Good Theater’s latest production is the Portland premiere of a play that imaginatively seeks to further the conversation started by Henrik Ibsen’s classic “A Doll’s House.” While engaging on a serious level, “A Doll’s House, Part 2” also has just a bit of fun with itself, making for a rich theatrical experience overall.

Lucas Hnath has created a 90-minute work that freshly addresses topics of gender and economic inequality left hanging in the air, in a sense, by Ibsen. The language gets salty at times, as the original characters are given contemporary voices, but the new play insightfully hits on issues that still very much resonate.

Nora, the middle-class wife and mother of “A Doll’s House” is back in Part 2, after having generated controversy and heartbreak by abandoning her domestic life 15 years earlier. She’s gone on to do surprisingly well as a writer but has encountered a legal hitch that forces her to reengage with those she left behind.

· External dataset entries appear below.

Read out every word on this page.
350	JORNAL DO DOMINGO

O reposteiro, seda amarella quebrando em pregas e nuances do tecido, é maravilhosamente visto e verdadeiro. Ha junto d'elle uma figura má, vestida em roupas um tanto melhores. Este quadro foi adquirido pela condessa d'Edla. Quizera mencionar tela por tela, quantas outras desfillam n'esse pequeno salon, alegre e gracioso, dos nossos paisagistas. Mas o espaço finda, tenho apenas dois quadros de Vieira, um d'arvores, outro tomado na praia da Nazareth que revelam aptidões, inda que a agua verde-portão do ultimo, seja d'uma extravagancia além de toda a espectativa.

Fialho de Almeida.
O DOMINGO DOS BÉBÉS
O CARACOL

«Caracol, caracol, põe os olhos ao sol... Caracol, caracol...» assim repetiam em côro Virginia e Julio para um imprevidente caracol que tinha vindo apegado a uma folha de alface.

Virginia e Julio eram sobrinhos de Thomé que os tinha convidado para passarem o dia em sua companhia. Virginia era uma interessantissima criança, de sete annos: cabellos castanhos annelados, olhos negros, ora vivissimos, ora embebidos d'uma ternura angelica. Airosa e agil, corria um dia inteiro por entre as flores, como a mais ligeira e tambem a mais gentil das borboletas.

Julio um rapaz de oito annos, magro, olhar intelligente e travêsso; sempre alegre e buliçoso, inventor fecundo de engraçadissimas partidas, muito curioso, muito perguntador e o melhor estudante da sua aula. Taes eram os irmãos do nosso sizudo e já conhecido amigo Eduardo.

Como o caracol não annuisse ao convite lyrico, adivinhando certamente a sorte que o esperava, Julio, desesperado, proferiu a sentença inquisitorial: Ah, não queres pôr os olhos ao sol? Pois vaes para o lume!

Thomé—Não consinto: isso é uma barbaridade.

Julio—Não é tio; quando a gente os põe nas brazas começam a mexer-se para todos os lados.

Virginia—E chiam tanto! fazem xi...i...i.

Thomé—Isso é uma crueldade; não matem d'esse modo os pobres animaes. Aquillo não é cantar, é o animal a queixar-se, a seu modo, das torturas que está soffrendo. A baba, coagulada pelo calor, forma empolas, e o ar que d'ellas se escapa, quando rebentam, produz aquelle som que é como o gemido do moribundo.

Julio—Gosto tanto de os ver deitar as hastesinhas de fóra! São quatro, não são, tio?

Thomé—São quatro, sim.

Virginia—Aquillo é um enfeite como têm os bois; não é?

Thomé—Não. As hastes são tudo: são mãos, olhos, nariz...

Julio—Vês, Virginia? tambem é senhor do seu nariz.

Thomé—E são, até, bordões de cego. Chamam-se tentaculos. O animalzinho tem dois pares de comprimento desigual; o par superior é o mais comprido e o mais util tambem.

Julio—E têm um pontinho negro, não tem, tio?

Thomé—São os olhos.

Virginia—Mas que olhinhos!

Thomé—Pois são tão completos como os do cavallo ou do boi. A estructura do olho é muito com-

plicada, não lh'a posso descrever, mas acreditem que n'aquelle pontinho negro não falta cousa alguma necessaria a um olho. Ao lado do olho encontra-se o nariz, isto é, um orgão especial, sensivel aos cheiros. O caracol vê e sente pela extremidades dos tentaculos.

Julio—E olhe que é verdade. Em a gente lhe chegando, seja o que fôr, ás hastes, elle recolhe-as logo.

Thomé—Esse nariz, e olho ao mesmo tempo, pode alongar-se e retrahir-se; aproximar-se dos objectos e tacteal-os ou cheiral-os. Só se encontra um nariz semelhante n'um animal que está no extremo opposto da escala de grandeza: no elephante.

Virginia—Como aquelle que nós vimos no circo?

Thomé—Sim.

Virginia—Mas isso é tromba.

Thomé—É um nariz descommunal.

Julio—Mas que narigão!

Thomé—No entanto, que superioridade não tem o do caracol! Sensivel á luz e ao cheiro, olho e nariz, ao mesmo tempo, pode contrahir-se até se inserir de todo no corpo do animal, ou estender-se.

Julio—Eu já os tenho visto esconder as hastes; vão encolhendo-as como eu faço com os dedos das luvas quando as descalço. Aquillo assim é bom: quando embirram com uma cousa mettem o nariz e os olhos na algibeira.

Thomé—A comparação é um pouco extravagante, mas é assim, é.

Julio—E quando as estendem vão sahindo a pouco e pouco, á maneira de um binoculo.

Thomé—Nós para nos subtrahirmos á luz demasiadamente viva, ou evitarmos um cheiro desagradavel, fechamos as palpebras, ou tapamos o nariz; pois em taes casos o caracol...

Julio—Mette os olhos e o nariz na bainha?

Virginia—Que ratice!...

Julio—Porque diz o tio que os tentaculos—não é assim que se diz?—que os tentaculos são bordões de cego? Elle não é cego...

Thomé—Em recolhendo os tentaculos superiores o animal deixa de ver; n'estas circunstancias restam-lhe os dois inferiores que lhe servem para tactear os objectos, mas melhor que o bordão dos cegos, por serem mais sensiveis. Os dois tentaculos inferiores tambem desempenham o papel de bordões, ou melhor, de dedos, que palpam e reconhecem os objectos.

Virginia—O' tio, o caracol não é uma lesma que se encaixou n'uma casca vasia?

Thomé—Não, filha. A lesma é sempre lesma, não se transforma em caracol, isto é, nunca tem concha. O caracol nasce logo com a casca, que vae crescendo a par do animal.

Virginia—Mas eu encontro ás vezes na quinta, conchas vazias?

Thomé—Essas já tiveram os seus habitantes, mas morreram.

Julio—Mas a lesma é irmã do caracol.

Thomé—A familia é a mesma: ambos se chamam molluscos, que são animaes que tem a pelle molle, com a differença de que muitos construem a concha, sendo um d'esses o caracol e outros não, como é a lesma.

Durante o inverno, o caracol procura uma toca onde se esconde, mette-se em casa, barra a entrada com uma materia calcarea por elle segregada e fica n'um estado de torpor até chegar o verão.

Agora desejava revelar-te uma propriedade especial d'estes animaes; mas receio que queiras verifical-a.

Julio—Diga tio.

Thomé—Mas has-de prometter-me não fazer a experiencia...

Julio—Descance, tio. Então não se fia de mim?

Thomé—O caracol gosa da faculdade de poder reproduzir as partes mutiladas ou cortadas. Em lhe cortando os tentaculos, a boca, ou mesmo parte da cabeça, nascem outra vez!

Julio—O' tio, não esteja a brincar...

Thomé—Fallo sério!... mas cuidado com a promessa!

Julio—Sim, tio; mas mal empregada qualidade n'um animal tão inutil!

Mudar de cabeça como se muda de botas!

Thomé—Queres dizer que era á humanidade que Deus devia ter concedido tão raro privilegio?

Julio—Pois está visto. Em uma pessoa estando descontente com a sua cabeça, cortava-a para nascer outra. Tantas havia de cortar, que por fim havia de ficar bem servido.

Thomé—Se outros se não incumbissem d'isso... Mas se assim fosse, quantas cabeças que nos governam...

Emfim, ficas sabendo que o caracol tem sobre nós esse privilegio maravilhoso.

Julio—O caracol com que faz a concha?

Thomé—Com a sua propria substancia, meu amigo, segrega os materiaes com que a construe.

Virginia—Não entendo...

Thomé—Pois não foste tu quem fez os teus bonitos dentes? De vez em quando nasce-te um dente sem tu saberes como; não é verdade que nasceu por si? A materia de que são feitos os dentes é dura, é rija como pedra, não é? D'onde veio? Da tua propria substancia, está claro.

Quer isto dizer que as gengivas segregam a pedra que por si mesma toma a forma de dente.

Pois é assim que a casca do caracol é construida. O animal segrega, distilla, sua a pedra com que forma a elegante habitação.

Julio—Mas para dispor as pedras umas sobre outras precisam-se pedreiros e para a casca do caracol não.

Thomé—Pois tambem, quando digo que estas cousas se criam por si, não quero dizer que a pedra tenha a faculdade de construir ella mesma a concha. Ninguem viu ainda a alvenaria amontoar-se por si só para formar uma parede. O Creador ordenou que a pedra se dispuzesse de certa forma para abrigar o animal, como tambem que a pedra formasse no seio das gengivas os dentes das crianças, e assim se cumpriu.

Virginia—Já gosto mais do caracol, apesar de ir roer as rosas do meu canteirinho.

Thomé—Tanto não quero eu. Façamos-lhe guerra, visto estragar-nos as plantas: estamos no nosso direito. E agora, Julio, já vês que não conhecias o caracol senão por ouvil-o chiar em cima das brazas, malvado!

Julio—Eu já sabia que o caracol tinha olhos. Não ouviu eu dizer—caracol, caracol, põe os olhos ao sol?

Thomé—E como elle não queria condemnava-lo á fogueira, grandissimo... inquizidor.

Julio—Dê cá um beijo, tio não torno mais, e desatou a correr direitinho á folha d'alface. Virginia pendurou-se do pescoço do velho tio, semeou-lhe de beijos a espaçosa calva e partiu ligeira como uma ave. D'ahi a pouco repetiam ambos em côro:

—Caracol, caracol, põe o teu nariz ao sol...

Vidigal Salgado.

Abigail Killeen takes the lead role and presents a pacing and prancing Nora who has become a “very different person” since learning that her marriage had been a “process of self-torture.” Killeen conveys her character’s pride as she articulates her reasons for leaving. Her immodest postures and assertive gestures melt away somewhat over time as her Nora’s vulnerabilities emerge.

Local theater stalwart James Noel Hoban plays Torvold (aka Torvald), her estranged husband who has never gotten over her departure and tries to let her know why to the extent he understands. Hoban reduces his character’s strengths to admitted weaknesses while perhaps gaining some sympathy along the way. After enduring both physical and emotional blows, will he be left alone again at the close?

Another local favorite, Maureen Butler, gives an excellent performance as the long-suffering nanny/maid Anne Marie. The personal price her character has paid becomes palpable as her employers lay out their intellectual and emotional arguments. Her shocked and bemused reactions to the others are a hilarious show in themselves.

Hannah Daly completes the cast as Nora and Torvold’s daughter, Emmy, a feisty sort who reveals she has some of her mother’s independent streak while, in a twist, defending traditional values of marriage and family. Daly gives her lines life.

There is much to think, talk and laugh about in this unusual play. Graced with a fine cast, director Steve Underwood (who also designed the austere but appropriately confining set) has kept to the balance called for by Hnath’s copious dialogue and made it all come together.

Steve Feeney is a freelance writer who lives in Portland.